Specialized network interface cards that can open up more bandwidth for transporting data between storage devices and application servers are making inroads with corporate users, as prices fall and the Internet SCSI protocol catches on.
Users and analysts claim selling prices for the TCP/IP offload engines, referred to in shorthand as TOEs, have dropped below US$500 (AUD$674.82) in some cases. That compares with an average cost of about US$1,000 when the technology emerged two years ago.
Some IT managers said they're waiting for broader adoption of the iSCSI data transport protocol before installing TOEs on high-end servers, but they said using the cards on smaller systems makes sense at the current price points.
For example, Mike MacNeill, director of technical operations at Cross Country Healthcare in Florida, said he's using six iSCSI TOEs from Adaptec to reduce the CPU utilization on his Exchange e-mail and Oracle database servers by up to 15 percent.

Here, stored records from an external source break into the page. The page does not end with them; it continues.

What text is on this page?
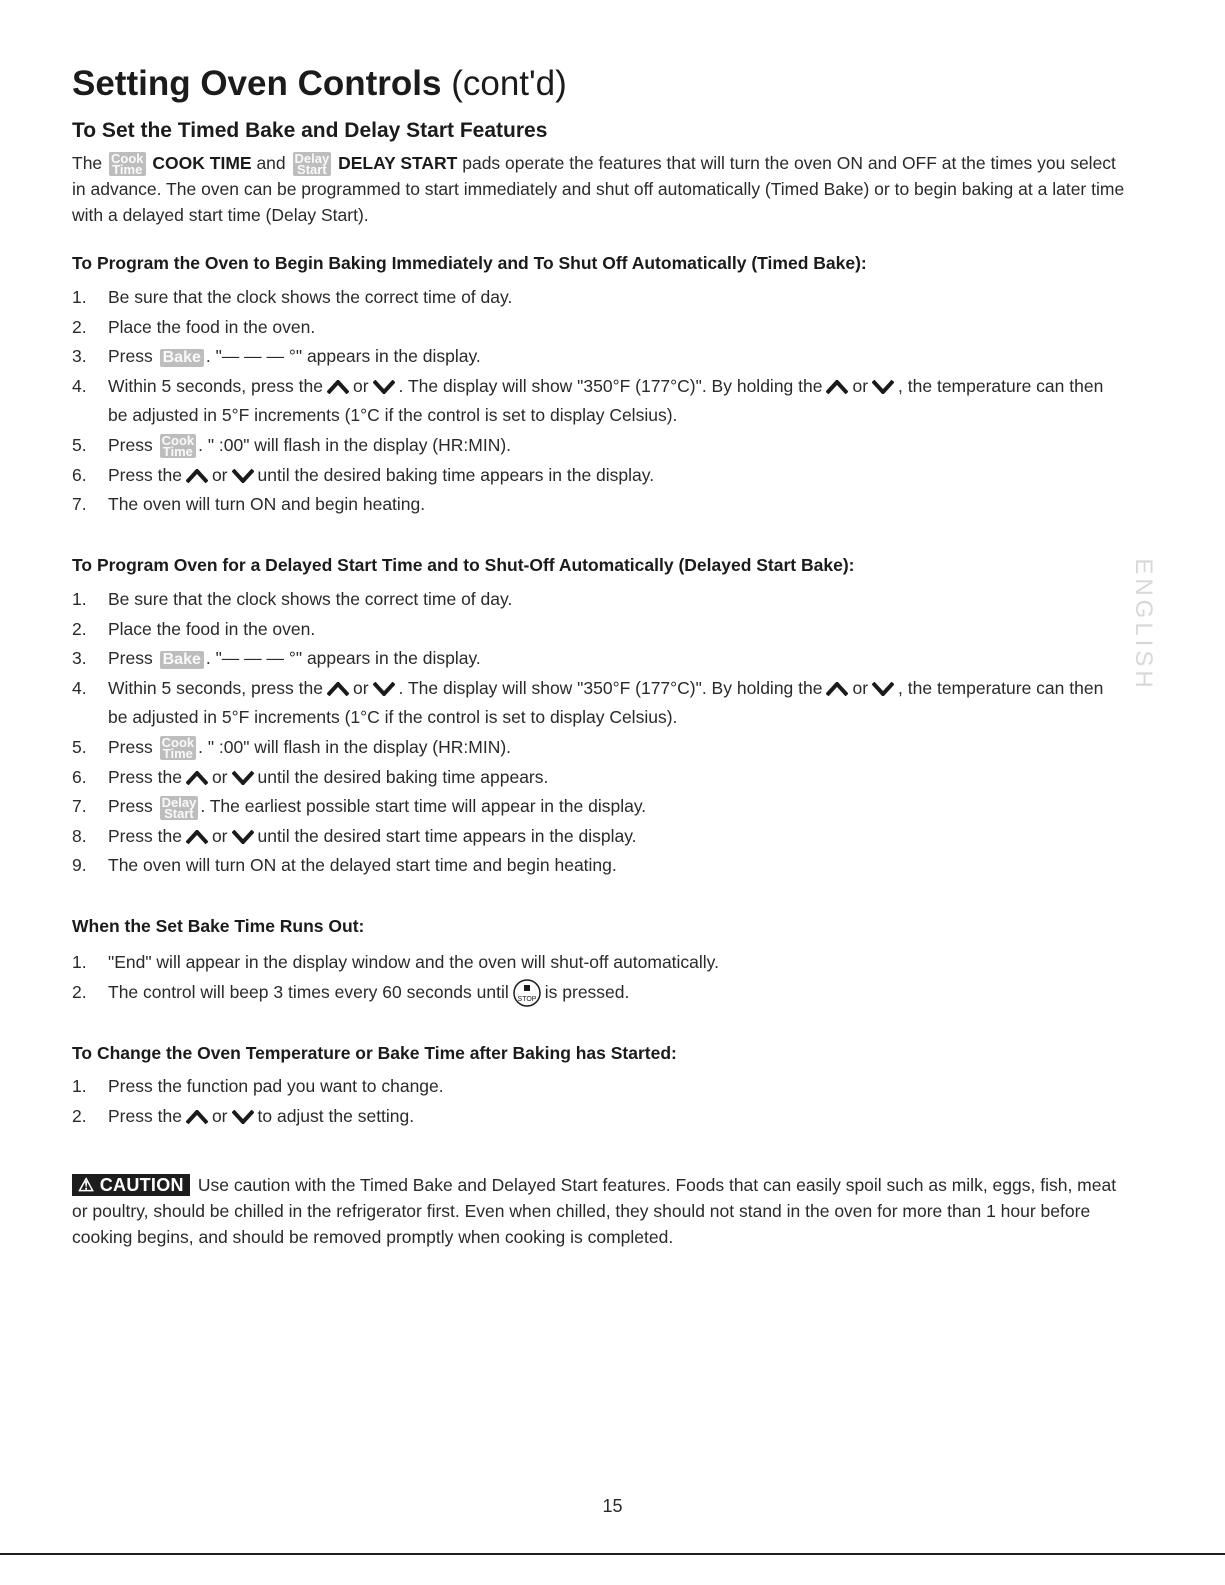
Setting Oven Controls (cont'd)
To Set the Timed Bake and Delay Start Features

The Cook
Time COOK TIME and Delay
Start DELAY START pads operate the features that will turn the oven ON and OFF at the times you select in advance. The oven can be programmed to start immediately and shut off automatically (Timed Bake) or to begin baking at a later time with a delayed start time (Delay Start).

To Program the Oven to Begin Baking Immediately and To Shut Off Automatically (Timed Bake):
1. Be sure that the clock shows the correct time of day.
2. Place the food in the oven.
3. Press Bake . "— — — °" appears in the display.
4. Within 5 seconds, press the or . The display will show "350°F (177°C)". By holding the or , the temperature can then be adjusted in 5°F increments (1°C if the control is set to display Celsius).
5. Press Cook
Time . " :00" will flash in the display (HR:MIN).
6. Press the or until the desired baking time appears in the display.
7. The oven will turn ON and begin heating.
To Program Oven for a Delayed Start Time and to Shut-Off Automatically (Delayed Start Bake):
1. Be sure that the clock shows the correct time of day.
2. Place the food in the oven.
3. Press Bake . "— — — °" appears in the display.
4. Within 5 seconds, press the or . The display will show "350°F (177°C)". By holding the or , the temperature can then be adjusted in 5°F increments (1°C if the control is set to display Celsius).
5. Press Cook
Time . " :00" will flash in the display (HR:MIN).
6. Press the or until the desired baking time appears.
7. Press Delay
Start . The earliest possible start time will appear in the display.
8. Press the or until the desired start time appears in the display.
9. The oven will turn ON at the delayed start time and begin heating.
When the Set Bake Time Runs Out:
1. "End" will appear in the display window and the oven will shut-off automatically.
2. The control will beep 3 times every 60 seconds until STOP is pressed.
To Change the Oven Temperature or Bake Time after Baking has Started:
1. Press the function pad you want to change.
2. Press the or to adjust the setting.

⚠ CAUTION Use caution with the Timed Bake and Delayed Start features. Foods that can easily spoil such as milk, eggs, fish, meat or poultry, should be chilled in the refrigerator first. Even when chilled, they should not stand in the oven for more than 1 hour before cooking begins, and should be removed promptly when cooking is completed.

ENGLISH
15
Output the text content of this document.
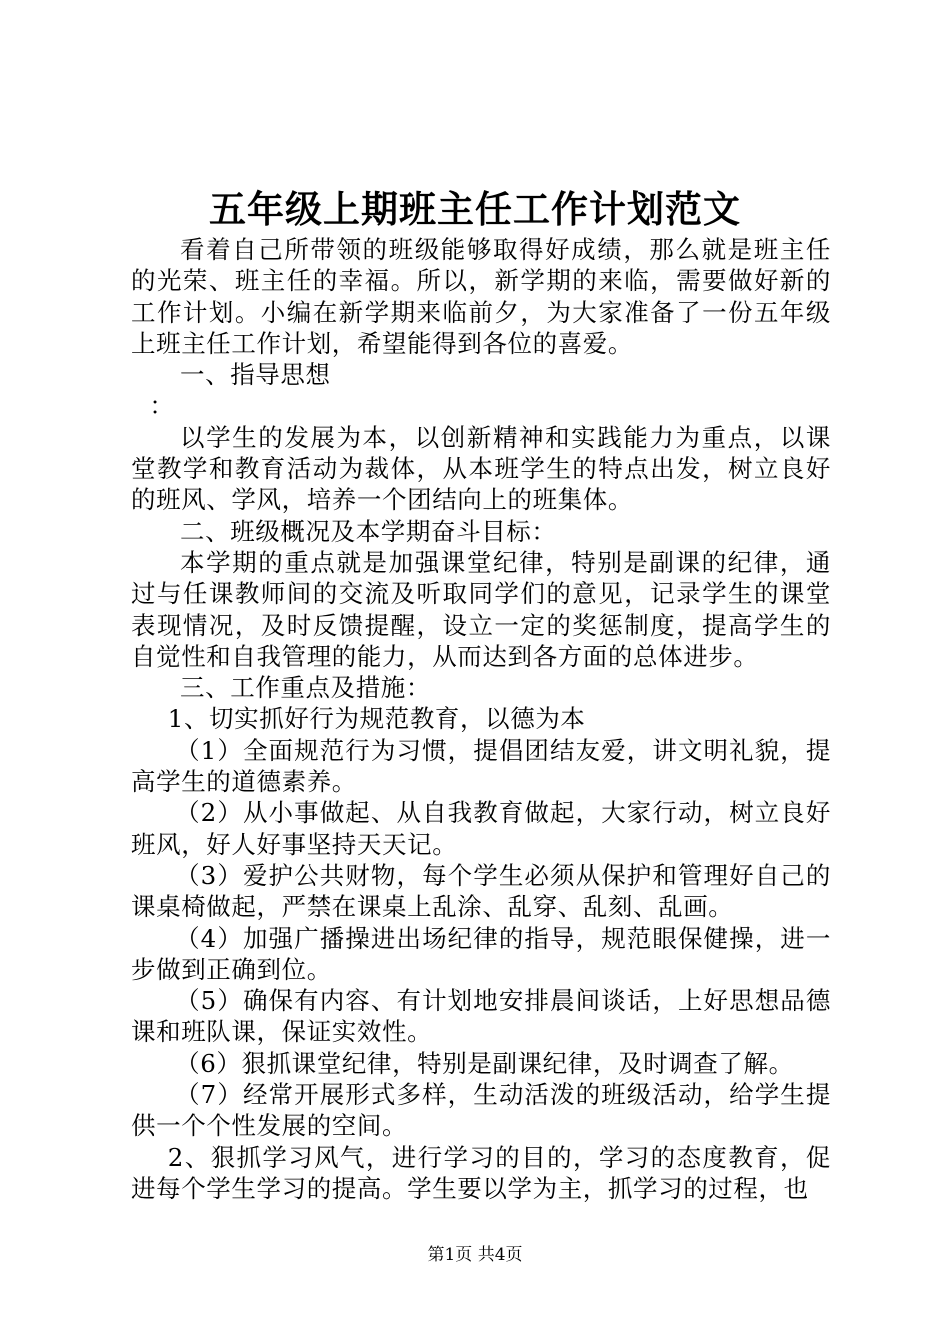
五年级上期班主任工作计划范文

看着自己所带领的班级能够取得好成绩，那么就是班主任的光荣、班主任的幸福。所以，新学期的来临，需要做好新的工作计划。小编在新学期来临前夕，为大家准备了一份五年级上班主任工作计划，希望能得到各位的喜爱。

一、指导思想

：

以学生的发展为本，以创新精神和实践能力为重点，以课堂教学和教育活动为裁体，从本班学生的特点出发，树立良好的班风、学风，培养一个团结向上的班集体。

二、班级概况及本学期奋斗目标：

本学期的重点就是加强课堂纪律，特别是副课的纪律，通过与任课教师间的交流及听取同学们的意见，记录学生的课堂表现情况，及时反馈提醒，设立一定的奖惩制度，提高学生的自觉性和自我管理的能力，从而达到各方面的总体进步。

三、工作重点及措施：

1、切实抓好行为规范教育，以德为本

（1）全面规范行为习惯，提倡团结友爱，讲文明礼貌，提高学生的道德素养。

（2）从小事做起、从自我教育做起，大家行动，树立良好班风，好人好事坚持天天记。

（3）爱护公共财物，每个学生必须从保护和管理好自己的课桌椅做起，严禁在课桌上乱涂、乱穿、乱刻、乱画。

（4）加强广播操进出场纪律的指导，规范眼保健操，进一步做到正确到位。

（5）确保有内容、有计划地安排晨间谈话，上好思想品德课和班队课，保证实效性。

（6）狠抓课堂纪律，特别是副课纪律，及时调查了解。

（7）经常开展形式多样，生动活泼的班级活动，给学生提供一个个性发展的空间。

2、狠抓学习风气，进行学习的目的，学习的态度教育，促进每个学生学习的提高。学生要以学为主，抓学习的过程，也

第1页 共4页
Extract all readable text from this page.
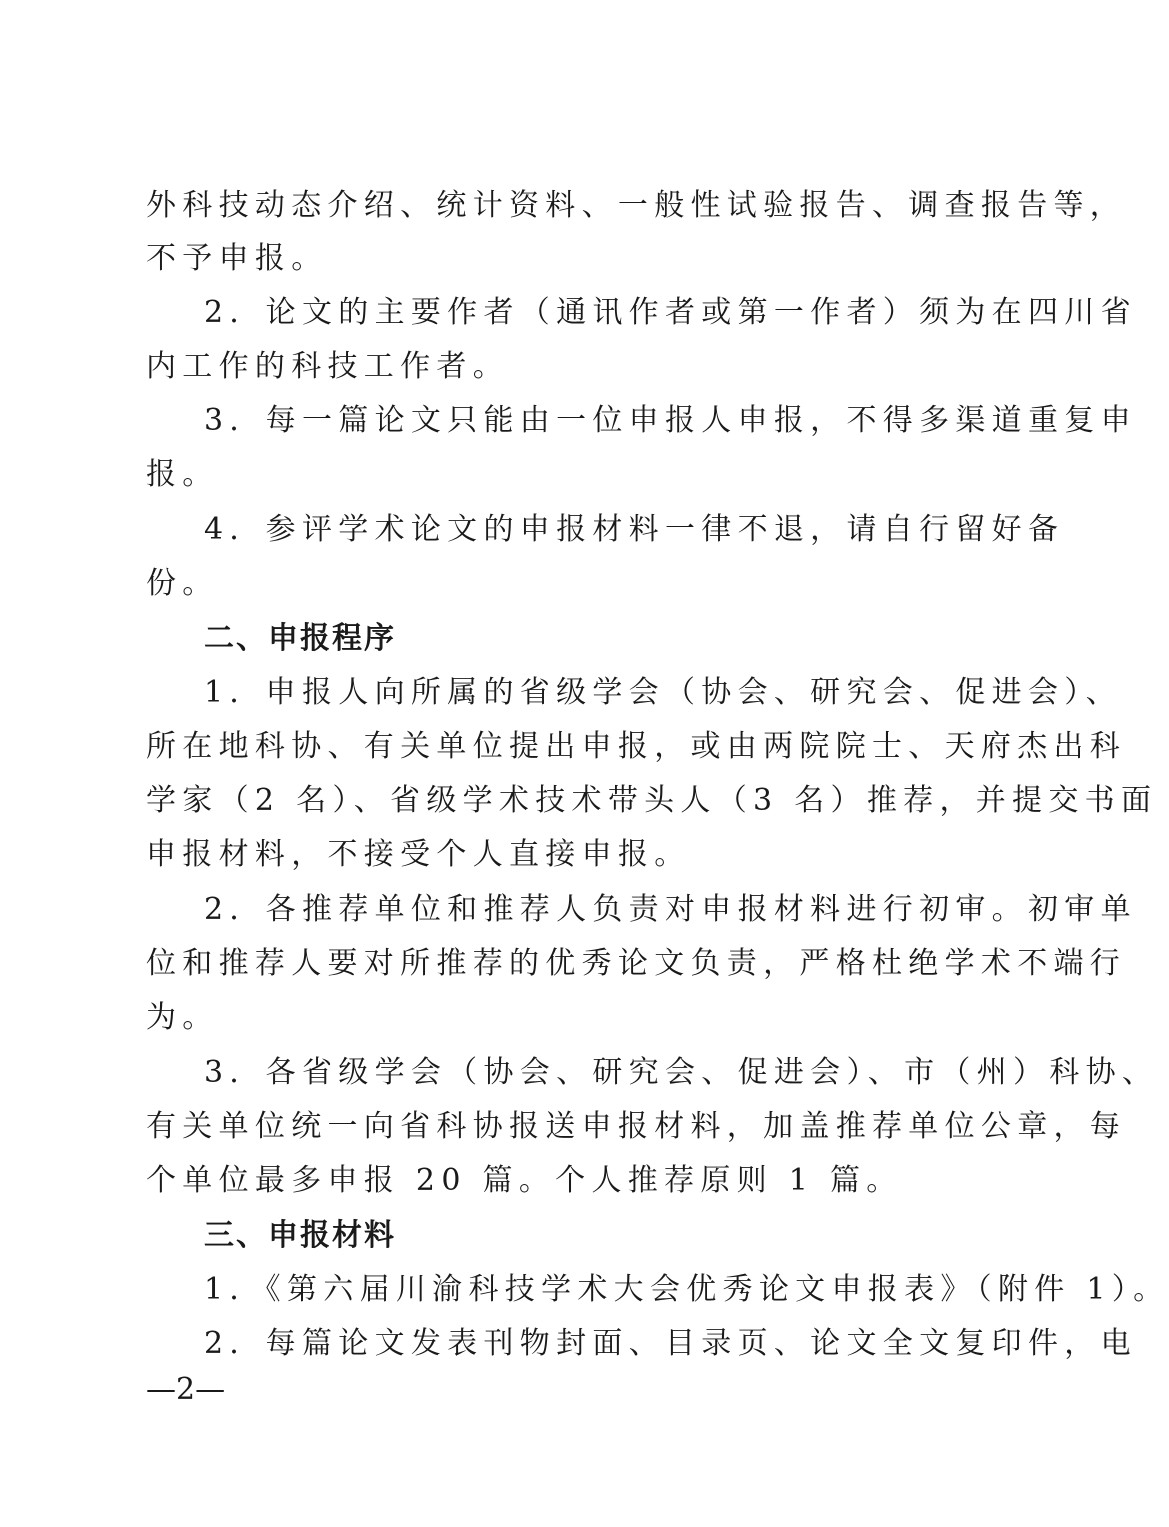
外科技动态介绍、统计资料、一般性试验报告、调查报告等，
不予申报。
2．论文的主要作者（通讯作者或第一作者）须为在四川省
内工作的科技工作者。
3．每一篇论文只能由一位申报人申报，不得多渠道重复申
报。
4．参评学术论文的申报材料一律不退，请自行留好备
份。
二、申报程序
1．申报人向所属的省级学会（协会、研究会、促进会）、
所在地科协、有关单位提出申报，或由两院院士、天府杰出科
学家（2 名）、省级学术技术带头人（3 名）推荐，并提交书面
申报材料，不接受个人直接申报。
2．各推荐单位和推荐人负责对申报材料进行初审。初审单
位和推荐人要对所推荐的优秀论文负责，严格杜绝学术不端行
为。
3．各省级学会（协会、研究会、促进会）、市（州）科协、
有关单位统一向省科协报送申报材料，加盖推荐单位公章，每
个单位最多申报 20 篇。个人推荐原则 1 篇。
三、申报材料
1．《第六届川渝科技学术大会优秀论文申报表》（附件 1）。
2．每篇论文发表刊物封面、目录页、论文全文复印件，电
—2—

The systems are backed up to two Network Appliance file servers over an iSCSI-based storage-area network, which MacNeill said he chose because it's five times cheaper than a Fibre Channel SAN and far less complex.
"The only reason we're buying TOE cards is because of iSCSI," MacNeill said, adding that the amount of data that the health care staffing firm needs to store on its SAN is growing rapidly. "Especially with Sarbanes-Oxley driving (increased e-mail retention), we expect to hit close to 10TB of capacity by the end of this year."
Tony Asaro, an analyst at Enterprise Storage Group in the US said the combination of iSCSI and TOEs is "beginning to make significant steps toward being widely deployed." Asaro said he knows of more than 300 iSCSI SANs that are in production use, although he didn't have any statistics on TOE adoption.
Alacritech in San Jose released the SES1001 iSCSI Accelerator earlier this month, a TOE that uses Microsoft's iSCSI driver and has a list price of US$599. Intel and Adaptec released similar products last year at prices of between US$400 and $600.
According to analysts, TOE technology should receive another boost when Microsoft ships a native software driver that will provide a standard interface between the devices and server versions of Windows. But that's not imminent. Microsoft said the TOE architecture, which is code-named Chimney, is due for delivery at about the same as the Longhorn version of Windows, now expected in 2006.
Joseph Meier, chief technology officer at Stargate Digital, a visual effects company in California, is using Alacritech TOEs on 16 of his file servers with direct-attached storage in an effort to reduce CPU utilization by up to 60 percent while transmitting video streams to television networks.
"Being a visual effects house, we're moving a large number of high-resolution video frames for television and film," Meier said. "Consequently, our servers were spending a lot of time doing TCP/IP housecleaning."
Meier said the TOEs have generated a return on investment by eliminating the need to install a Fibre Channel SAN. "So far, they've proven their utility," he said. "They're very cost-effective, and they're all very fast."